NSA warns defense contractors of recent Chinese government-backed hacking

Written by

U.S. defense contractors should be wary of Chinese government-backed hackers who are actively exploiting a multitude of known vulnerabilities to target — and successfully breach — victim networks, the National Security Agency said in an advisory Tuesday.

The hackers are specifically going after 25 known vulnerabilities that primarily affect products used for remote access or for external web services, which the NSA lays out in detail in the advisory.

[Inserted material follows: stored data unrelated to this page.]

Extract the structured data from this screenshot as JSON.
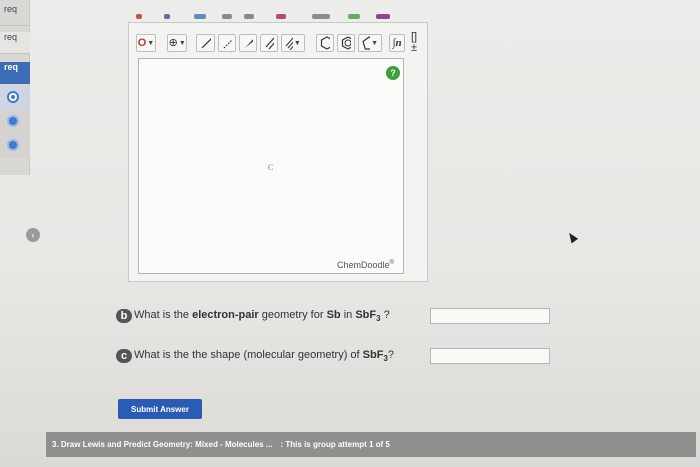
{
  "sidebar": {
    "items": [
      {
        "label": "req"
      },
      {
        "label": "req"
      },
      {
        "label": "req"
      }
    ]
  },
  "chemdoodle": {
    "toolbar": {
      "erase_label": "O",
      "charge_label": "⊕",
      "template_label": "∫n",
      "bracket_label": "[]±"
    },
    "canvas_atom": "C",
    "brand": "ChemDoodle",
    "brand_mark": "®",
    "help": "?"
  },
  "questions": [
    {
      "marker": "b",
      "text_before": "What is the ",
      "bold": "electron-pair",
      "text_mid": " geometry for ",
      "element": "Sb",
      "text_in": " in ",
      "formula_main": "SbF",
      "formula_sub": "3",
      "text_after": " ?",
      "answer_value": ""
    },
    {
      "marker": "c",
      "text_before": "What is the the shape (molecular geometry) of ",
      "formula_main": "SbF",
      "formula_sub": "3",
      "text_after": "?",
      "answer_value": ""
    }
  ],
  "submit_label": "Submit Answer",
  "footer": {
    "title": "3. Draw Lewis and Predict Geometry: Mixed - Molecules ...",
    "status": ": This is group attempt 1 of 5"
  },
  "colors": {
    "accent": "#2a5bb5",
    "help_green": "#3aa13a",
    "footer_bg": "#8f8f8d"
  }
}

Vulnerabilities the Chinese hackers are exploiting include those of Pulse Secure VPNs, which could allow attackers to steal victim passwords, as well as F5 Networks’ Big-IP Traffic Management User Interface, Windows Domain Name System servers, a series of flaws in Citrix ADC and Gateway devices, and several others.

System administrators in the defense industrial base should immediately patch the vulnerabilities the Chinese hackers are exploiting, the NSA warned.

“NSA is aware that National Security Systems, Defense Industrial Base, and Department of Defense networks are consistently scanned, targeted, and exploited by Chinese state-sponsored cyber actors,” the NSA said in its release. “NSA recommends that critical system owners consider these actions a priority, in order to mitigate the loss of sensitive information that could impact U.S. policies, strategies, plans, and competitive advantage.”

All of the vulnerabilities the NSA highlights in its release have been previously identified — but the NSA hopes that by explicitly linking them with Chinese hacking operations, defense contractors pay more attention to patching them for fear of becoming collateral damage in espionage campaigns.

“We hear loud and clear that it can be hard to prioritize patching and mitigation efforts,” Anne Neuberger, the director of the NSA Cybersecurity Directorate, said in a statement. “We hope that by highlighting the vulnerabilities that China is actively using to compromise systems, cybersecurity professionals will gain actionable information to prioritize efforts and secure their systems.”

While system administrators in the defense sector should pay attention to the NSA warning, cybersecurity practitioners in other sectors should pay attention as well, according to the NSA. Chinese state-sponsored actors have used some of the vulnerabilities the NSA listed to target entities in the telecommunications, healthcare, financial, transportation, petrochemical, and manufacturing sectors as well, according to FireEye research published in March.

Other agencies have also worked to raise awareness about Chinese state-sponsored hackers taking advantage of known flaws in recent months. The FBI and the Department of Homeland Security’s cybersecurity agency, the Cybersecurity and Infrastructure Security Agency, warned last month that hackers with ties to China’s civilian intelligence and counterintelligence service, the Ministry of State Security (MSS) have been using flaws in F5 Networks’ Big-IP Traffic Management User Interface, Citrix VPN Appliances, and Pulse Secure VPN appliances.

The NSA did not name the MSS in its advisory.

Russian hackers have also capitalized on some of the vulnerabilities named in the NSA advisory. APT29, a hacking group that has been tied to Russia’s Foreign Intelligence Service (SVR) or the country’s Federal Security Service (FSB), has used the Pulse Secure VPN vulnerability to target coronavirus research in recent months., according to the NSA. Iran-linked hackers have likewise used some of the vulnerabilities named in the NSA release, according to ClearSky researchers.